Unfortunately, with incomplete data, tools such as Google Maps (tested with Google Fusion) failed to deliver adequately accurate results, especially for geographic identification of post codes. Although going through the above process is time-consuming, it allows for better understanding of the data, making it easier to detect errors that could lead to undesirable consequences at a later stage.
The data thus developed will serve us to perform a number of spatial analyses of Katowice cultural life. We will investigate, among other things, the scope of activities of particular institutions as well as the distance travelled by participants to get to their chosen events. We will be interested in both geographic relations at the national level as well as more detailed issues regarding Katowice districts.
In order to perform the operations described above, we have used various public data sets .
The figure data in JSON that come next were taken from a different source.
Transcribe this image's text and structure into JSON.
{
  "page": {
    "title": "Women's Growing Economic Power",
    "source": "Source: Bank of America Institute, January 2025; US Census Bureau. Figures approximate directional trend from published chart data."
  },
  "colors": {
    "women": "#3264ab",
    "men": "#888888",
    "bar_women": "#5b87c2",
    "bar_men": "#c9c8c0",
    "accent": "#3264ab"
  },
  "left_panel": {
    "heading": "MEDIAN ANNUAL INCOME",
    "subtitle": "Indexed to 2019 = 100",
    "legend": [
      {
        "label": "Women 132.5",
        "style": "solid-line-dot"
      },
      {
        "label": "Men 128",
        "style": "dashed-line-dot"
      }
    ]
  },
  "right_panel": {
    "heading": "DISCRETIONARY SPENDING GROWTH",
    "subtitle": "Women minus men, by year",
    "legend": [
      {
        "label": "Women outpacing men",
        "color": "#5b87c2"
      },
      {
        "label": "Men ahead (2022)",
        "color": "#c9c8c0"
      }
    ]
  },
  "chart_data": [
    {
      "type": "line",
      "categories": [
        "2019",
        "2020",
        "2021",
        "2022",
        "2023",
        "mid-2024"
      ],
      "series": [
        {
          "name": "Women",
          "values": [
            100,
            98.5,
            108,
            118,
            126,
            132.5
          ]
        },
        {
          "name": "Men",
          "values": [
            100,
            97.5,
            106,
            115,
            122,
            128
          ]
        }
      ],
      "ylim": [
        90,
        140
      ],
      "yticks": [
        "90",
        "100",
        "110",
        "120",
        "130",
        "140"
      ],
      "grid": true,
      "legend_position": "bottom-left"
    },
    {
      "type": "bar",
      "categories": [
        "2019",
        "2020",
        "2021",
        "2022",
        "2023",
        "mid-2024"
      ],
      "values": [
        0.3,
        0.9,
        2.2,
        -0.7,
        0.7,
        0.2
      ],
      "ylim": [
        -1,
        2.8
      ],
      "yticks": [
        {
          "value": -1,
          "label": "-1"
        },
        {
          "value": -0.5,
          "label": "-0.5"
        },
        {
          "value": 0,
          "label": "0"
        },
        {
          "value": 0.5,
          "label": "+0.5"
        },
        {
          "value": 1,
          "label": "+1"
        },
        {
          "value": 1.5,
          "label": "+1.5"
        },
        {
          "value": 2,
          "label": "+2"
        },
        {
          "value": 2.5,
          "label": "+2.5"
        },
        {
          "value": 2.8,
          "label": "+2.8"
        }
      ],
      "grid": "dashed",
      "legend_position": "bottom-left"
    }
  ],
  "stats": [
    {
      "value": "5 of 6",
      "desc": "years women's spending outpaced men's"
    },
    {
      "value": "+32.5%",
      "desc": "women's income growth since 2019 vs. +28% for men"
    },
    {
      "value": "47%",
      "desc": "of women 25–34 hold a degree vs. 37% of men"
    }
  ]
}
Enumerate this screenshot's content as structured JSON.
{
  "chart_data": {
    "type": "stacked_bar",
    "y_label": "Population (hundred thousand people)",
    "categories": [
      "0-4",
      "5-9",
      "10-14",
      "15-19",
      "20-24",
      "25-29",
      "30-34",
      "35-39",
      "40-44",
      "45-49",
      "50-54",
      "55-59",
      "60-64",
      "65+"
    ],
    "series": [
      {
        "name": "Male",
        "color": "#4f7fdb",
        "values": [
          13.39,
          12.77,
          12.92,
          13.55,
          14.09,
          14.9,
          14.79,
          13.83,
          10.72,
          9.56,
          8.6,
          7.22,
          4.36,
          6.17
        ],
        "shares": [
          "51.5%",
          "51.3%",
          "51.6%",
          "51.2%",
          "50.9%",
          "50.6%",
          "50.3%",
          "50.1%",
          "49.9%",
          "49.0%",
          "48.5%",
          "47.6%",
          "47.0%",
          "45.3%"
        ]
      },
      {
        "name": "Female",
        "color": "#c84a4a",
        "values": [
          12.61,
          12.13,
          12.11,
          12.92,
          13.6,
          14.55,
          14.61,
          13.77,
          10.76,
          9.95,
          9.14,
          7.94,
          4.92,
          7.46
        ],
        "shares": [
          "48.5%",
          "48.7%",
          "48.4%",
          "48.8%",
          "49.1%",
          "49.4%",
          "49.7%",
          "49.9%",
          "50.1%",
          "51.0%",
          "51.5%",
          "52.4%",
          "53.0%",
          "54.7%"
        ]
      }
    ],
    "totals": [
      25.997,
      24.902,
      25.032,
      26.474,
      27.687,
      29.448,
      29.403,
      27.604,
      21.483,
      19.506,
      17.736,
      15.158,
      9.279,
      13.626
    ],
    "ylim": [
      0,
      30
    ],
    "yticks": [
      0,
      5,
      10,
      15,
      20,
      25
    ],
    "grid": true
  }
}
The first of these was the Official Directory of Postal Address Numbers, which is available from on the Polish Post website as a PDF file. We needed a editable database, so we developed the document as a CSV file, saving data on post codes and names of communes/municipalities and voivodships, thus enabling their clear identification.
Another database contained polygons representing the footprints of particular communes/municipalities. We obtained the data from the National Register of Boundaries [Polish: Państwowy Rejestr Granic, PRG], made available by the Central Office for Surveying and Cartographic Documentation. We used the QGIS application to prepare a set of centroids for all selected areas in the WGS84 layout, which we additionally combined with the post code database for the whole country. All post code points corresponding a given city were assigned the same location, which is sufficient considering the scale of our geographic analysis.
The National Register of Boundaries was also the basis for two further sets. Data on address points was used directly for geocoding detailed survey information, as well as indirectly, as the foundation to prepare the database of post code areas within Katowice. The second database was developed by creating a Voronoi diagram for these points (i.e. dividing the city into smaller areas closest to each point) and merging the areas with the same code. Finally, we created a data set containing their centroids.